Pietro leaned back against the wall, his face strained.

‘How can I let myself believe this?’ he whispered. ‘I want to believe it so much, but do I have any right?’

‘Pietro, you have to believe it for her sake. She doesn’t want you to spend the rest of your life grieving and punishing yourself. She only ever wanted the best for you. Live your life. Be happy. That’s all she cared about.’

He took her hand and held it against his cheek. All the fight and ferocity had gone out of him.

‘Thank you,’ he said simply. ‘I can’t see as far as you do, but I trust your vision more than my own. You’ll have to show me.’

For a moment she rubbed her cheek against his hand.

‘Then I’ll give you a piece of sensible advice,’ she said. ‘Go to bed, either to sleep or to think. They’ll both do you good. You’ll be happier in the morning.’

‘You’ll still be here, won’t you?’ he asked anxiously.

‘Yes, I promise not to go away without telling you.’

Still he hesitated, and suddenly she knew that if she followed him into his room tonight, he wouldn’t turn her away. With all her heart she longed to do so, but she forced herself to back off.

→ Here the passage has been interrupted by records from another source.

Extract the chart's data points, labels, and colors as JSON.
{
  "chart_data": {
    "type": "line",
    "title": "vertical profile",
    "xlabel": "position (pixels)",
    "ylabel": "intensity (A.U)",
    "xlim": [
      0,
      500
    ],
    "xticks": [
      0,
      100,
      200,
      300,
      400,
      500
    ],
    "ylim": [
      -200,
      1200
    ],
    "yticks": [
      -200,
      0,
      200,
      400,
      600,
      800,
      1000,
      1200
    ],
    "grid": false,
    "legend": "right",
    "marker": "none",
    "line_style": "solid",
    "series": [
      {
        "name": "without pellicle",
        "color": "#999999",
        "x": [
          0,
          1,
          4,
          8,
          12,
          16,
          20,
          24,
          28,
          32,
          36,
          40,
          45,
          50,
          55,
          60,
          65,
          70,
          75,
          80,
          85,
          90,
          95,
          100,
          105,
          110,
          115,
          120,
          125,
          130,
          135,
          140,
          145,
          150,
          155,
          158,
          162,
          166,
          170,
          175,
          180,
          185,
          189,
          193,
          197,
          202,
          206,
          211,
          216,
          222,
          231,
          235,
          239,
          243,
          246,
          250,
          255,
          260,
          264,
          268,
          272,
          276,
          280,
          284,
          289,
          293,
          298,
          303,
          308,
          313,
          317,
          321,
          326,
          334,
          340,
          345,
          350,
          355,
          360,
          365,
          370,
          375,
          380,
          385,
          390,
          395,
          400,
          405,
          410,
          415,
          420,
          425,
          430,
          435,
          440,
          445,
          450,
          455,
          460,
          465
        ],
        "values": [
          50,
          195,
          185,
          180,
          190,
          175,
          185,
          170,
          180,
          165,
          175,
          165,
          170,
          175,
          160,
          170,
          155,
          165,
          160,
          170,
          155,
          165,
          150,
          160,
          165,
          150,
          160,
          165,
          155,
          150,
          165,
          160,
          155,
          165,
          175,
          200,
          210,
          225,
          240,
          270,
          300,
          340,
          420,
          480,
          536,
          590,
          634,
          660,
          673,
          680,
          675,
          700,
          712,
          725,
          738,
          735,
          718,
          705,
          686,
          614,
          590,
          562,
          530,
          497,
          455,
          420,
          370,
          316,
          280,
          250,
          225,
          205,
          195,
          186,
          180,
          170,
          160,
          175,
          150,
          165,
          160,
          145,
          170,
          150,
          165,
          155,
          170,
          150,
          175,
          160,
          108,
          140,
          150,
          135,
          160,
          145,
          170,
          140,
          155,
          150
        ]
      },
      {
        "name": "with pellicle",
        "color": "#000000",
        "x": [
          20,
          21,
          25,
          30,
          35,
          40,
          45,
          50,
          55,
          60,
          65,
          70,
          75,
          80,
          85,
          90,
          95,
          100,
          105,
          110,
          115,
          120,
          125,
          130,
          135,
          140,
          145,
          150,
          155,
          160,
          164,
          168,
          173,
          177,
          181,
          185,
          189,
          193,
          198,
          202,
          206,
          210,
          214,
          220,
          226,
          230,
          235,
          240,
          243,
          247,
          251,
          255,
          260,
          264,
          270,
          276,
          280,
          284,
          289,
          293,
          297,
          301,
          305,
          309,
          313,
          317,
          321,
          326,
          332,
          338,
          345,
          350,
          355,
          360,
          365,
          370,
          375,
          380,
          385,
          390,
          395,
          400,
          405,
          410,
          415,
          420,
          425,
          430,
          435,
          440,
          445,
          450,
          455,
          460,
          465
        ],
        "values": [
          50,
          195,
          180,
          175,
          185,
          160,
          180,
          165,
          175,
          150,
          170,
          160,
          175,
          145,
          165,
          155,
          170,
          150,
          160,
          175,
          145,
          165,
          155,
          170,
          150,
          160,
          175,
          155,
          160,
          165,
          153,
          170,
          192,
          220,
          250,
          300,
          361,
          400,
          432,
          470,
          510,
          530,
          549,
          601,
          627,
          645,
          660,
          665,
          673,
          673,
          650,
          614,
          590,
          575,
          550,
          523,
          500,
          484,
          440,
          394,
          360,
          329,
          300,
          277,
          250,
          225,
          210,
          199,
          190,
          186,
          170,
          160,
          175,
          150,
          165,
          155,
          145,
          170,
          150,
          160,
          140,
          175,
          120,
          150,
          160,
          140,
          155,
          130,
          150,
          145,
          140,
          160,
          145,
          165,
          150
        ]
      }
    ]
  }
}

The time wasn’t right. Whatever future they might have could be endangered if she acted carelessly at this crucial moment.

Don’t grab for it. Wait for the dice to give it to you.

‘Goodnight,’ she said.

‘Everything changed-the day you came,’ he said slowly.

‘Yes. But it’s too soon to say how. Goodnight.’

This time he went, although his eyes lingered on her until the door closed.